The euro climbed against the dollar and yen, as prospects for more rounds of ECB bond buying calmed jitters over heavily indebted Italy and Spain.
Spot gold was off 0.2 percent at US$1,657.16 an ounce by 3:09 EDT (1909 GMT). US June gold futures finished 40 cents lower at US$1,660.30 per ounce.
On technical charts, gold's losses held well above long-term channel support, steadying above the US$1,611 per ounce low of last week.
"The broader macro environment still remains positive. In the near term, the floor will be set by a combination of how strong investment demand is and how responsive the physical market is," said Suki Cooper, a precious metals analyst at Barclays Capital.
Speculators have cut ownership of US gold futures by more than a quarter since late February, although holdings of the metal in exchange-traded funds remained near the record high above 70m ounces.
"Gold has found more support recently, but it doesn't have all of the catalysts in place to be driven substantially higher yet," Cooper said.
The correlation between gold and the euro/dollar exchange rate strengthened on Wednesday to its most positive since early January, above 65 percent. That means the gold price is more likely to move in tandem with the single European currency than it was just six weeks ago.

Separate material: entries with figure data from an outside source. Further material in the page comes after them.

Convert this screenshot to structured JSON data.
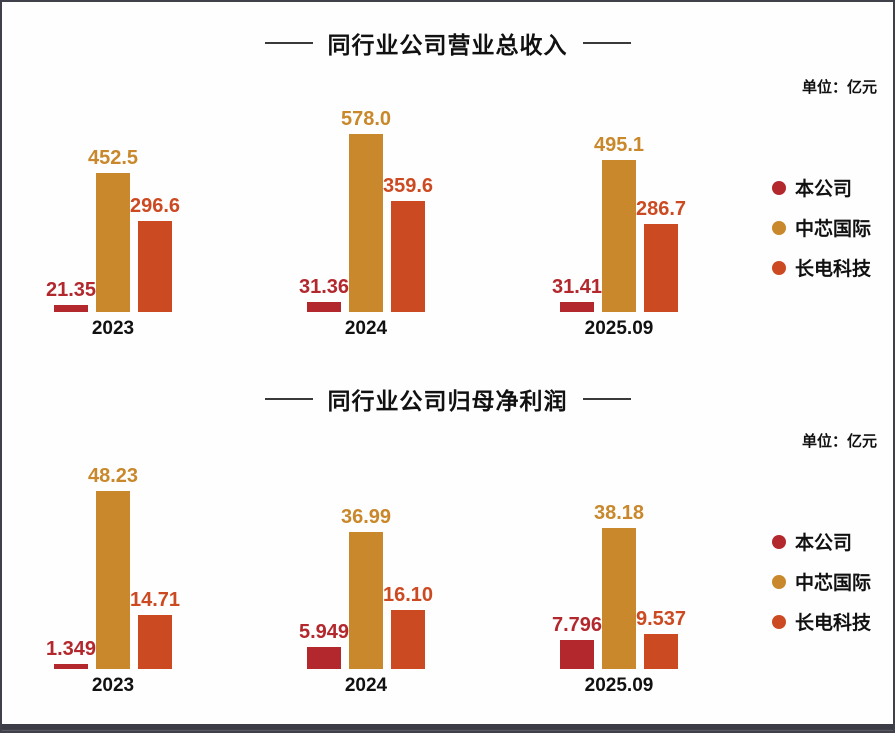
{
  "page": {
    "background": "#fefefe",
    "frame_color": "#40404a"
  },
  "chart_data": [
    {
      "type": "bar",
      "title": "同行业公司营业总收入",
      "unit_label": "单位：亿元",
      "categories": [
        "2023",
        "2024",
        "2025.09"
      ],
      "series": [
        {
          "name": "本公司",
          "color": "#b2282d",
          "values": [
            21.35,
            31.36,
            31.41
          ]
        },
        {
          "name": "中芯国际",
          "color": "#c8882b",
          "values": [
            452.5,
            578.0,
            495.1
          ]
        },
        {
          "name": "长电科技",
          "color": "#cc4a22",
          "values": [
            296.6,
            359.6,
            286.7
          ]
        }
      ],
      "value_labels": [
        [
          "21.35",
          "452.5",
          "296.6"
        ],
        [
          "31.36",
          "578.0",
          "359.6"
        ],
        [
          "31.41",
          "495.1",
          "286.7"
        ]
      ],
      "legend_position": "right",
      "grid": false,
      "xlabel": "",
      "ylabel": "",
      "ylim": [
        0,
        578
      ]
    },
    {
      "type": "bar",
      "title": "同行业公司归母净利润",
      "unit_label": "单位：亿元",
      "categories": [
        "2023",
        "2024",
        "2025.09"
      ],
      "series": [
        {
          "name": "本公司",
          "color": "#b2282d",
          "values": [
            1.349,
            5.949,
            7.796
          ]
        },
        {
          "name": "中芯国际",
          "color": "#c8882b",
          "values": [
            48.23,
            36.99,
            38.18
          ]
        },
        {
          "name": "长电科技",
          "color": "#cc4a22",
          "values": [
            14.71,
            16.1,
            9.537
          ]
        }
      ],
      "value_labels": [
        [
          "1.349",
          "48.23",
          "14.71"
        ],
        [
          "5.949",
          "36.99",
          "16.10"
        ],
        [
          "7.796",
          "38.18",
          "9.537"
        ]
      ],
      "legend_position": "right",
      "grid": false,
      "xlabel": "",
      "ylabel": "",
      "ylim": [
        0,
        48.23
      ]
    }
  ]
}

"We think gold will be in a range of US$1,600 to around US$1,690 or US$1,700, which is a fairly wide range. But I think it will be difficult for gold to break out of that range," Standard Bank analyst Walter de Wet said.
"What we are seeing is growing interest to buy in the physical market below US$1,630. Should we drop below US$1,600 the demand will be pretty strong," he said.
Metals consultancy GFMS, a unit of Thomson Reuters, said in its annual outlook for the gold market that a record high price above US$2,000 an ounce next year could mark the peak of the precious metal's bull run of more than decade, as monetary policy in major economies starts to tighten.
For now, gold could drive above US$2,000 on concerns over the euro zone debt crisis and the idea of more US monetary easing, GFMS Chairman Philip Klapwijk told Reuters.
On the demand side, Hong Kong's gold exports to China rose 20 percent in February, as appetite for the precious metal remained strong there.
"On the public level, China's central bank will continue to accumulate gold, which is easier than liberalising their capital account and currency," said Jeremy Friesen, a commodity strategist at Societe Generale.
Accommodative monetary policy will remain an incentive for private investors to buy gold, he added.
Silver fell 0.8 percent to US$31.51 an ounce, pushing the number of ounces of the white metal needed to buy one ounce of gold up to 52.5 from 50 just one week ago, reflecting gold's relative out performance.
Platinum and palladium were lower, with platinum down 1.0 percent at US$1,576.30 an ounce and palladium off 0.7 percent at US$632.28 an ounce.
Earlier, data showed car sales in China cooled in March, following sharp gains in February. That weighed on palladium in particular.
Palladium is used mainly in catalytic converters in the exhaust systems of gasoline powered vehicles. China is now the world's largest car market and is chiefly gasoline-driven.